A l’Amie perdue est une manière de roman en vers, comme le Bonheur manqué de M. de Porto-Riche. Le poète a distingué une jeune femme pensive et triste. Longtemps, sans se parler, sans saborder, sans se connaître, au sens bourgeois du mot, ils se sont aimés dans l’échange des regards lointains. Elle est mariée, elle a des enfans ; les difficultés sont grandes de se rapprocher. On finit pourtant par converser, par se promener ensemble, tantôt aux bords de la mer, tantôt dans les champs pacifiques. Joies empoisonnées par l’idée de l’impossibilité qu’elles soient durables. Une querelle même. Il a été calomnié auprès de son amie. Longue retraite de celle-ci. Inimica recessit. Entrevue accordée, attendrissement, réconciliation. Mais voici que les années ont passé ; les enfans ont grandi ; les obstacles se multiplient. Ils rompent, elle se sacrifiant à la famille, lui au bonheur de l’autre. Il vieillira dans le culte du souvenir, cette lampe mortuaire des vivans.

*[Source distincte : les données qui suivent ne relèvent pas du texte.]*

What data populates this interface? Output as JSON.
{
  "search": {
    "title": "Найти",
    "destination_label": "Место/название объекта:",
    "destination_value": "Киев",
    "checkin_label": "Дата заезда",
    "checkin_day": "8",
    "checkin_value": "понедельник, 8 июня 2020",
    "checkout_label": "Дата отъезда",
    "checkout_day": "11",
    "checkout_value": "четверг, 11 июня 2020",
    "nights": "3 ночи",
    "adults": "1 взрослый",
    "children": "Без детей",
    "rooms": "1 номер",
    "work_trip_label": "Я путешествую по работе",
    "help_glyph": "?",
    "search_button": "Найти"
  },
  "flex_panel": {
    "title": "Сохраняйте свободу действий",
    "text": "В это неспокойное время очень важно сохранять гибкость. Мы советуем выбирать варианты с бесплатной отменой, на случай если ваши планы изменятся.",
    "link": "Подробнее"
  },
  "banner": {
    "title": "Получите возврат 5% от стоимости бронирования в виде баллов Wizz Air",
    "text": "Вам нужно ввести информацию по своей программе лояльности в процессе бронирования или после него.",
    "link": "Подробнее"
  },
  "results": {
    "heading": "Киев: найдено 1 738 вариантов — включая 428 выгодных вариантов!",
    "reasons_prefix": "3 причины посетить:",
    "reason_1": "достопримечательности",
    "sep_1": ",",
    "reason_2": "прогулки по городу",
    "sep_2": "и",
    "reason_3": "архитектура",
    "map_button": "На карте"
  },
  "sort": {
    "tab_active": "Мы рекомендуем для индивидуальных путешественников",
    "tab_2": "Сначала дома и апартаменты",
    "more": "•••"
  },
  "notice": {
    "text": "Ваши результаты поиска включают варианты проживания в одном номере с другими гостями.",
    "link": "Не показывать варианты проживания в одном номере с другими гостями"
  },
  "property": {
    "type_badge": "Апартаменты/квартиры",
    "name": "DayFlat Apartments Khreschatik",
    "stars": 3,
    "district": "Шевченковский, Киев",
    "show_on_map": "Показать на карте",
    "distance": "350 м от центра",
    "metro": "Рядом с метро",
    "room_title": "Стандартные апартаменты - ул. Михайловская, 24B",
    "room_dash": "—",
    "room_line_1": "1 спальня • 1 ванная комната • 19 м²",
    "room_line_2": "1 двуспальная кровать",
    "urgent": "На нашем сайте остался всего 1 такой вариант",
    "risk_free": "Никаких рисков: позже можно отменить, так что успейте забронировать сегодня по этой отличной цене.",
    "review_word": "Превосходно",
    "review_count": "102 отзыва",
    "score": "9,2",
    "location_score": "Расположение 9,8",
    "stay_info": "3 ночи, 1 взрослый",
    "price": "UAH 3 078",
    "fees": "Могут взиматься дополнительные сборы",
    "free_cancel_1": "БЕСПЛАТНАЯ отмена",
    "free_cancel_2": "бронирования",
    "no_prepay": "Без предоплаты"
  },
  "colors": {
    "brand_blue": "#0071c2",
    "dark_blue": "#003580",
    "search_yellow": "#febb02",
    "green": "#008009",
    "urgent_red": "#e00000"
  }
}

A l’Amie perdue est presque tout entier d’une admirable beauté sentimentale. La première phase du roman d’amour a pour caractéristique le sonnet suivant :


Nos yeux seuls ont été les muets interprètes
Du sentiment caché qui croissait dans nos cœurs.
Les tiens m’ont révélé tes tristesses secrètes ;
J’ai su tes longs combats en devinant leurs pleurs,

Et compris ta tendresse aux clartés inquiètes
Dont se troublaient parfois leurs rêveuses douceurs ;
Et les miens t’ont redit les incertaines fêtes
Dont mon âme était ivre en voyant tes pâleurs.

Maintenant un amour grandissant se déroule
Entre nous, sans avoir d’autre langage qu’eux.
Quand nous nous rencontrons au milieu de la foule,

Nos regards, se croisant, échangent des aveux,
Comme à travers l’espace et par-dessus la houle,
Des phares éloignés se parlent par leurs feux.


Réfléchissant sur ce langage des yeux et sur ce qu’il a non seulement de charmant (Musset : « Avec deux yeux bavards parfois j’aime à jaser ») mais d’infiniment profond, le poète spiritualiste rêve ainsi qu’il suit :


Les caresses des yeux sont les plus adorables ;
Elles apportent l’âme aux limites de l’être ;
Et livrent des secrets autrement ineffables,
Dans lesquels seul le fond du cœur peut apparaître.

Les baisers les plus purs sont grossiers auprès d’elles ;
Leur langage est plus fort que toutes les paroles ;
Rien n’exprime que lui les choses immortelles
Qui passent par instans dans nos êtres frivoles.

Lorsque l’âge a vieilli la bouche et le sourire,
Dont le pli lentement s’est comblé de tristesse,
Elles gardent encor leur limpide tendresse.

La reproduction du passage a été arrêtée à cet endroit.